The DataFrame's structure will match the query results:
- Columns will be named according to the SELECT statement
- Data types will be converted from BigQuery types to Go types
- NULL values are properly tracked using the boolean mask approach
Examples:
gp := gpandas.GoPandas{}
query := `SELECT name, age, city
FROM dataset.users
WHERE age > 25`
df, err := gp.QueryBigQuery(query, "my-project-id")
// Result DataFrame:
// name | age | city
// Alice | 30 | New York
// Bob | 35 | Chicago
// Charlie | 28 | Boston
Note: Requires appropriate Google Cloud credentials to be configured in the environment.
func (GoPandas) Read_csv ¶
Read_csv reads a CSV file from the specified filepath and converts it into a DataFrame.
It opens the CSV file, reads the header to determine the column names, and then reads all the records.
The function checks for errors during file operations and ensures that the CSV file is not empty.
It initializes data columns based on the number of headers and populates them with the corresponding values from the records.
If the number of columns in any row is inconsistent with the header, that row is skipped.
All values are stored as strings in StringSeries with proper null handling.
Parameters:
filepath: A string representing the path to the CSV file to be read.
Returns:
A pointer to a DataFrame containing the data from the CSV file, or an error if the operation fails.

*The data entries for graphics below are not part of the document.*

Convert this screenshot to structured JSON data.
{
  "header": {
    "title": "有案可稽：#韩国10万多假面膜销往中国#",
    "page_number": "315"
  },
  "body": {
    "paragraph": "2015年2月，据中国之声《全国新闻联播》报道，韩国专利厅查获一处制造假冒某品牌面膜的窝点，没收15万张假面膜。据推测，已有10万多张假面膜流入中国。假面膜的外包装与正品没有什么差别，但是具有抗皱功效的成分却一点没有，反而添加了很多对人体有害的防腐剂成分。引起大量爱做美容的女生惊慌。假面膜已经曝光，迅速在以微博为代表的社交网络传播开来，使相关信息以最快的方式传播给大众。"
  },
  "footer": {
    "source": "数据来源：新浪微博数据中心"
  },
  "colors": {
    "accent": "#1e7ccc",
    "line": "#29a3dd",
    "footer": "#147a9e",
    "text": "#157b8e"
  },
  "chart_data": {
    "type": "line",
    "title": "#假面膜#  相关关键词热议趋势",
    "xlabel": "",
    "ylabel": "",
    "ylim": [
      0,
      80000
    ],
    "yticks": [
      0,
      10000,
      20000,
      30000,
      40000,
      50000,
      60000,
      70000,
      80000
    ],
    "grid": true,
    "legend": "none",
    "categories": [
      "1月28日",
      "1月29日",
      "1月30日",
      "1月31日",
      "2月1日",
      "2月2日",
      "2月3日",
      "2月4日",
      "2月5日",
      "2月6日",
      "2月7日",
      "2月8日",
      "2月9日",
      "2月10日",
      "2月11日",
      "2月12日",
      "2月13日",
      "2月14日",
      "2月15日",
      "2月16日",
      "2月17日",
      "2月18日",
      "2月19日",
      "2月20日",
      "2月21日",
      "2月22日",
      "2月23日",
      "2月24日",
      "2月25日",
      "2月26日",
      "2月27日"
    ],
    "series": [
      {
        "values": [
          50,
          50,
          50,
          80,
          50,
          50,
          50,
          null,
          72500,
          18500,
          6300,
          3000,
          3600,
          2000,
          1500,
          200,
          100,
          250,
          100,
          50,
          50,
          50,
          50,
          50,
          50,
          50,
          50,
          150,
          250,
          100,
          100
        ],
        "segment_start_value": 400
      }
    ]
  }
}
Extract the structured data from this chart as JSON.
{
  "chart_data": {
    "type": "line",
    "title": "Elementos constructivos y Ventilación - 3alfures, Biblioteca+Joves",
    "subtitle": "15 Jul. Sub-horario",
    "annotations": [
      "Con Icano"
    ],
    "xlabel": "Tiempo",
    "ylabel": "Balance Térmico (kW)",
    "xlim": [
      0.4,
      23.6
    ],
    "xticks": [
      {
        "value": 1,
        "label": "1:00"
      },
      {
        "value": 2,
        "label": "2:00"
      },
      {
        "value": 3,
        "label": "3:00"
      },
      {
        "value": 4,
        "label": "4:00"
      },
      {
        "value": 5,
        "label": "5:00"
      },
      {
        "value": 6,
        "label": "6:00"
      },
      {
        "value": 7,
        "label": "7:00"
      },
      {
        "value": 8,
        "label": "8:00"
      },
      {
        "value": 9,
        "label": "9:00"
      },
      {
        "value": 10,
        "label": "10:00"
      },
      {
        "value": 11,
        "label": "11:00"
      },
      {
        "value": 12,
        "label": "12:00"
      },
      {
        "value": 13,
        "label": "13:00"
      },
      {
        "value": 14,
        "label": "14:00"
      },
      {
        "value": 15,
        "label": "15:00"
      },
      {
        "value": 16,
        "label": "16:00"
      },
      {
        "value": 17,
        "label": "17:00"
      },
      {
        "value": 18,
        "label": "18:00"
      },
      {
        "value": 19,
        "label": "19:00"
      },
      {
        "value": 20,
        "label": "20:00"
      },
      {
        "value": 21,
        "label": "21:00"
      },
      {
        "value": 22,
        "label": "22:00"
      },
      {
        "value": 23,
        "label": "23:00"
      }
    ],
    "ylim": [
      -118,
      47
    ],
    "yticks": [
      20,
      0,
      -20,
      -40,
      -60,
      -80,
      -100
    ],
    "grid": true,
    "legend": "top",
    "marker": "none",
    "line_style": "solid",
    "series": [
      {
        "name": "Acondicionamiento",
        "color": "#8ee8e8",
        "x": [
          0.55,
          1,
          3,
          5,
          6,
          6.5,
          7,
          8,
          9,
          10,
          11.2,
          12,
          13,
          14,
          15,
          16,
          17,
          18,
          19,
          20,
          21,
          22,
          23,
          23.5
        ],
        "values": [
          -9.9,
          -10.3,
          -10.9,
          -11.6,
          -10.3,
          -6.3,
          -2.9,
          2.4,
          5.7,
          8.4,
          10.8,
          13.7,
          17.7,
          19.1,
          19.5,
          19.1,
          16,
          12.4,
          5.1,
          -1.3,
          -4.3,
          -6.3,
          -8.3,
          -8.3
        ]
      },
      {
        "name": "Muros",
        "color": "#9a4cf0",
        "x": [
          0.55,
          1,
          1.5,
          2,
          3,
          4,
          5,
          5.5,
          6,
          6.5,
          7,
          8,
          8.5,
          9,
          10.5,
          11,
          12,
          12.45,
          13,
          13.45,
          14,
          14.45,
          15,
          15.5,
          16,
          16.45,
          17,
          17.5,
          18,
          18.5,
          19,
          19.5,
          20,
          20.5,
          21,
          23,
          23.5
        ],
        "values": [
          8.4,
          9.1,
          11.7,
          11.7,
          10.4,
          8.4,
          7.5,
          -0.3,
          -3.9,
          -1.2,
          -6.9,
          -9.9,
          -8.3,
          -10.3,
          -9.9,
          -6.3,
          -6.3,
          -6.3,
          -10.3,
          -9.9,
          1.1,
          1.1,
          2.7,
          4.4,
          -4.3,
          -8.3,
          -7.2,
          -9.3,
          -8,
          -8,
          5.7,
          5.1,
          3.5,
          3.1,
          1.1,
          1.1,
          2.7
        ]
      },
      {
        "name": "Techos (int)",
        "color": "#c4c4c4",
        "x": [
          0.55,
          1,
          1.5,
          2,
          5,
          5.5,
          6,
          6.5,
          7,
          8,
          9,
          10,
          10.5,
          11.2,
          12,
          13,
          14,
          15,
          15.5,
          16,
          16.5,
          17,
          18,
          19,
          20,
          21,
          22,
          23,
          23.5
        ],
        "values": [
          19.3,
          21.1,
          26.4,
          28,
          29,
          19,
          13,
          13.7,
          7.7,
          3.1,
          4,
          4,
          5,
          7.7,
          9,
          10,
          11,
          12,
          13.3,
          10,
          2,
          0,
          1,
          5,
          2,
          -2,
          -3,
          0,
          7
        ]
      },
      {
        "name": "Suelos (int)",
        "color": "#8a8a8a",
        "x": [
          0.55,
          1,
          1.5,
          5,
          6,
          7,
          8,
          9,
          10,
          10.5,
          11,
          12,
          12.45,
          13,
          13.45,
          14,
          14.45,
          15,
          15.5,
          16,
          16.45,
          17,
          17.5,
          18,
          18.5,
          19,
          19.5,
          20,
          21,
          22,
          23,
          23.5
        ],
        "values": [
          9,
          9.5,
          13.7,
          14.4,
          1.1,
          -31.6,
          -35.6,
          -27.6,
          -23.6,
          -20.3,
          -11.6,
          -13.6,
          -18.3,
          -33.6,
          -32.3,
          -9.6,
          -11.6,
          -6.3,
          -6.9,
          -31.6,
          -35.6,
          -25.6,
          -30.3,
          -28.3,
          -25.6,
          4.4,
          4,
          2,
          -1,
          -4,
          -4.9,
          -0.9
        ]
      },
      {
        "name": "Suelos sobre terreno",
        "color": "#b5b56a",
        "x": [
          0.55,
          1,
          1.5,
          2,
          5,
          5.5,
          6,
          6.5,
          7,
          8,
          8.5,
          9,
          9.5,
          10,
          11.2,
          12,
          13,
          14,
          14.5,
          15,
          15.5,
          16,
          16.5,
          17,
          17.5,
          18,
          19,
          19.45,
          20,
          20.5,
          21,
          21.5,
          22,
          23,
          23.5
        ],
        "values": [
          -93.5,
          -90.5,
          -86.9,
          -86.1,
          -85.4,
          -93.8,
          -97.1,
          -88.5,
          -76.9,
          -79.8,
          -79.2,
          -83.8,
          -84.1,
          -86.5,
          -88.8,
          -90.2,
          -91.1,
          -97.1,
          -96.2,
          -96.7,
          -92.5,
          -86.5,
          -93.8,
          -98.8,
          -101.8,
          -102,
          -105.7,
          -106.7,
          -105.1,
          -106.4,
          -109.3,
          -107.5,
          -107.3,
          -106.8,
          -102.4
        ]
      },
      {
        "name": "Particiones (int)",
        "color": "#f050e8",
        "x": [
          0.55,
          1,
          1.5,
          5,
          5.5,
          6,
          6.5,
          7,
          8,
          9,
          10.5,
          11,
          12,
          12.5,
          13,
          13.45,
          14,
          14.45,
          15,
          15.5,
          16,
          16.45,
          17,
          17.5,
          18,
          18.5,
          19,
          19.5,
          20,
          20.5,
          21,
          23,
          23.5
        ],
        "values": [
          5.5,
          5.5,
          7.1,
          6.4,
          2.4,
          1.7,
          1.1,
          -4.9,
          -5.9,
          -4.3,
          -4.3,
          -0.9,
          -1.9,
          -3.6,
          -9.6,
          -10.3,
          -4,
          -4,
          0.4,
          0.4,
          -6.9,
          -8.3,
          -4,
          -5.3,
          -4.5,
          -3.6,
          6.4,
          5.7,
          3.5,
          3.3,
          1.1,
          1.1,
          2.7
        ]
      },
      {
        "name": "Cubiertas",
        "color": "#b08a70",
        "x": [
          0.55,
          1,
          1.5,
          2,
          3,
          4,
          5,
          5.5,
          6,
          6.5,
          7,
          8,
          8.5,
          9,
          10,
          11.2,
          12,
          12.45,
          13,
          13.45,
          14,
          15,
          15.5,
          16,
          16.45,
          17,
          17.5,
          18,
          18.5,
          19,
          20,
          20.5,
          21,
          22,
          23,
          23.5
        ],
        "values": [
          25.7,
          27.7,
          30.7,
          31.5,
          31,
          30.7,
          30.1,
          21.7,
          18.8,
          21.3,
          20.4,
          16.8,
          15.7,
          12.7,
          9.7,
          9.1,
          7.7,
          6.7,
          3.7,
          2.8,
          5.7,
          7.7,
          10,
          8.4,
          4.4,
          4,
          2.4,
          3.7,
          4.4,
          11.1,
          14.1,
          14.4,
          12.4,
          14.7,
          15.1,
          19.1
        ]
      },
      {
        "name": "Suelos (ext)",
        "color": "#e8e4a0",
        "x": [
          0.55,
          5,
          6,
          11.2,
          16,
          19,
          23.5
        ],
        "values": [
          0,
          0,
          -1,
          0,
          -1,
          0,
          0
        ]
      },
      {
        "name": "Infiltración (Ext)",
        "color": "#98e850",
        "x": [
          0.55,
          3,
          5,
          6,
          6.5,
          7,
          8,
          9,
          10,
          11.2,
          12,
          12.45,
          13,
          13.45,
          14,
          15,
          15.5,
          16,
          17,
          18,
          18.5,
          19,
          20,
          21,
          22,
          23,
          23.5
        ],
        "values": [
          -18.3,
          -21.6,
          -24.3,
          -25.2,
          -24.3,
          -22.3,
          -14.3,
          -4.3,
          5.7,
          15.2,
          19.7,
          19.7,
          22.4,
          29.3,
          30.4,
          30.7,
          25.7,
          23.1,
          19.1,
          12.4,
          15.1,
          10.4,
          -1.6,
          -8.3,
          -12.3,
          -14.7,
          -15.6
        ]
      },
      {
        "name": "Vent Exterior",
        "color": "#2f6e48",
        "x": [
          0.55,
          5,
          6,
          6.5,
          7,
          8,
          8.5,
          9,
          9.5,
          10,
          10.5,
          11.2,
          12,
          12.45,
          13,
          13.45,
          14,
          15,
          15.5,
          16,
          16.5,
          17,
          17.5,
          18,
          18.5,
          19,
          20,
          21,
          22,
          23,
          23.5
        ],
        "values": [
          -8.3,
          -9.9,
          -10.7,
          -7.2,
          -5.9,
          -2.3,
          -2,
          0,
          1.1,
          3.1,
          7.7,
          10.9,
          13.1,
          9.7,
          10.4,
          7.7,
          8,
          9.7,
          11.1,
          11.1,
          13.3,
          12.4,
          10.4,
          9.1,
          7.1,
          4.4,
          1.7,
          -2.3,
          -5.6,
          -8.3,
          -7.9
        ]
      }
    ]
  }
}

func (GoPandas) Read_csv_typed ¶
func (gp GoPandas) Read_csv_typed(filepath string, columnTypes map[string]any) (*dataframe.DataFrame, error)
Read_csv_typed reads a CSV file and creates typed Series based on the provided column types.
This is similar to Read_csv but allows specifying column types for automatic type conversion. Empty strings in the CSV are treated as null values for non-string types.
Parameters:
filepath: A string representing the path to the CSV file to be read. columnTypes: A map defining the expected type for each column (FloatCol, IntCol, StringCol, BoolCol)
Returns:
A pointer to a DataFrame containing the typed data from the CSV file, or an error if the operation fails.
func (GoPandas) Read_sql ¶
Read_sql executes a SQL query against a database and returns the results as a DataFrame.
Parameters:
query: The SQL query string to execute.
db_config: A DbConfig struct containing database connection parameters:
- database_server: Type of database ("sqlserver" or other)
- server: Database server hostname or IP
- port: Database server port
- database: Database name
- username: Database user
- password: Database password
Returns:
- A pointer to a DataFrame containing the query results.
- An error if the database connection, query execution, or data processing fails.
The DataFrame's structure will match the query results:
- Columns will be named according to the SELECT statement
- Data types will be inferred from the database types
- NULL values are properly tracked using the boolean mask approach
Examples:
gp := gpandas.GoPandas{}
config := DbConfig{
database_server: "sqlserver",
server: "localhost",
port: "1433",
database: "mydb",
username: "user",
password: "pass",
}
query := `SELECT employee_id, name, department
FROM employees
WHERE department = 'Sales'`
df, err := gp.Read_sql(query, config)
// Result DataFrame:
// employee_id | name | department
// 1 | John | Sales
// 2 | Alice | Sales
// 3 | Bob | Sales
type TypeColumn ¶
type TypeColumn[T comparable] []T
TypeColumn represents a slice of a comparable type T.